I am trying to create a progressbar which shows how long it takes to download a youtube movie to my desktop.
I use this for the download process:
do shell script "curl -L " & quoted form of downloadURL & " -o " & POSIX path of outputFile & “> /dev/null 2>&1 & echo $!”
“curl -L " & quoted form of downloadURL = download location of the youtube movie
& POSIX path of outputFile = location on my drive
/dev/null 2>&1 & echo $!” = shell script job runs in background, so script continous immediatly & gives a code (pid) back
I found out that Curl has its own progress code but can’t find anything more than:
PROGRESS METER
The progress meter exists to show a user that something actually is
happening. The different fields in the output have the following meaning:
% Total % Received % Xferd Average Speed Time Curr.

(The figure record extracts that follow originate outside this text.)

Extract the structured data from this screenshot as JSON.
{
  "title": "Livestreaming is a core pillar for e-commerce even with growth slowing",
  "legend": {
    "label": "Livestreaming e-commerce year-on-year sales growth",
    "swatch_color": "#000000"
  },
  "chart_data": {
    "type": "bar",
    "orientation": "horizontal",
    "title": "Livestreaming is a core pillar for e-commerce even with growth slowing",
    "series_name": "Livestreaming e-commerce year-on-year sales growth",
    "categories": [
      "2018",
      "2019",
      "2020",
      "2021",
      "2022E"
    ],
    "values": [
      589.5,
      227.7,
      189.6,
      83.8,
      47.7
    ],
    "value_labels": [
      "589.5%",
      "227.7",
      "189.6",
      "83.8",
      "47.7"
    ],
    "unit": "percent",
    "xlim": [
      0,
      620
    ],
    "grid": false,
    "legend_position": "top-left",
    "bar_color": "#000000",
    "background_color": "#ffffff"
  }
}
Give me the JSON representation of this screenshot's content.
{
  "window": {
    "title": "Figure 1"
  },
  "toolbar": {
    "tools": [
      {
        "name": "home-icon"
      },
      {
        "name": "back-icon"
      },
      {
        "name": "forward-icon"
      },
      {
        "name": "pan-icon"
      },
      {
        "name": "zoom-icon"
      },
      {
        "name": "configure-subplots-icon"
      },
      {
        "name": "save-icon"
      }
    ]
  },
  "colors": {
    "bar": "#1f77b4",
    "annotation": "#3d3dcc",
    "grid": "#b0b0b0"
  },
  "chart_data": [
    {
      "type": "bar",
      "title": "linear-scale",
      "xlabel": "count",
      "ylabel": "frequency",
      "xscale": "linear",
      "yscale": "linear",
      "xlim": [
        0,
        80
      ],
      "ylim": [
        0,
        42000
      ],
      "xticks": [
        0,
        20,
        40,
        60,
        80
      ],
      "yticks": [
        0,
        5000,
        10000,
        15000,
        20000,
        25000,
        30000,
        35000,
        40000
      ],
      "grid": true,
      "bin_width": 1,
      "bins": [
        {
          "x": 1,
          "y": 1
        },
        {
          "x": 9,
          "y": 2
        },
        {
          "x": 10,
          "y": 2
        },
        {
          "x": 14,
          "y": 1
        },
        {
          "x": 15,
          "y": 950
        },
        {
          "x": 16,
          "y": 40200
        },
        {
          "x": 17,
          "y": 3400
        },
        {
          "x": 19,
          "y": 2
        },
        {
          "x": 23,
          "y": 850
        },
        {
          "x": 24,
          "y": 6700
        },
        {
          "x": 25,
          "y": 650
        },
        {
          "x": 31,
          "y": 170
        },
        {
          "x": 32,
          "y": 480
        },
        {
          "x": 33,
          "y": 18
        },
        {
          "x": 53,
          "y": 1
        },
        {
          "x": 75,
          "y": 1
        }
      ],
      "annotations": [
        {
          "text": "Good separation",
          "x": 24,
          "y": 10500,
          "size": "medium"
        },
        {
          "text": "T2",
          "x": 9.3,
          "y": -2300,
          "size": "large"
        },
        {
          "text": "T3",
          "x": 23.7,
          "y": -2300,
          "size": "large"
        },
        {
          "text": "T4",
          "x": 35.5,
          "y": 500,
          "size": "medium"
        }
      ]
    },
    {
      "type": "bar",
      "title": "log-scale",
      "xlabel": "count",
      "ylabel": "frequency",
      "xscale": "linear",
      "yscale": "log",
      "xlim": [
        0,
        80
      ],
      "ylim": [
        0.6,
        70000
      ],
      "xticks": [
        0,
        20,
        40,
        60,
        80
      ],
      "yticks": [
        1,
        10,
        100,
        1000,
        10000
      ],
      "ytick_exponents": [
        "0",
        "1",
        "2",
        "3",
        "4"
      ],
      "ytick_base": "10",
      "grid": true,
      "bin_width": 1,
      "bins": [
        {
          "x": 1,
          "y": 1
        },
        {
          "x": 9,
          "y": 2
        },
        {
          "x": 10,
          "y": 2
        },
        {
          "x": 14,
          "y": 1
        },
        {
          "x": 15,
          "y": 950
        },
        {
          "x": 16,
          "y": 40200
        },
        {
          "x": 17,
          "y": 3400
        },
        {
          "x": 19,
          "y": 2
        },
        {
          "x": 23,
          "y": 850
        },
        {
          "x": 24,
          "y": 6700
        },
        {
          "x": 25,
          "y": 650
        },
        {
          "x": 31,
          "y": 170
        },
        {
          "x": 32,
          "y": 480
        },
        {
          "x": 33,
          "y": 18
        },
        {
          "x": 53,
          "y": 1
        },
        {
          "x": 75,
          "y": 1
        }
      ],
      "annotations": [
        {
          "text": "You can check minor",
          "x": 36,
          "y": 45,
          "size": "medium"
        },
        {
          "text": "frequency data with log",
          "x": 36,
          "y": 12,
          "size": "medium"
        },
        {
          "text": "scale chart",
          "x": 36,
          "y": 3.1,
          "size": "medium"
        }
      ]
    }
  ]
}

Dload Upload Total Current Left Speed
0 151M 0 38608 0 0 9406 0 4:41:43 0:00:04 4:41:39 9287
From left-to-right:
% - percentage completed of the whole transfer
Total - total size of the whole expected transfer
% - percentage completed of the download
Received - currently downloaded amount of bytes
% - percentage completed of the upload
Xferd - currently uploaded amount of bytes
Average Speed
Dload - the average transfer speed of the download
Average Speed
Upload - the average transfer speed of the upload
Time Total - expected time to complete the operation
Time Current - time passed since the invoke
Time Left - expected time left to completion
Curr.Speed - the average transfer speed the last 5 seconds (the first
5 seconds of a transfer is based on less time of course.)
The -# option will display a totally different progress bar that doesn’t
need much explanation!
Well it does
Anyone any experience or can help me out with some nice tricks ??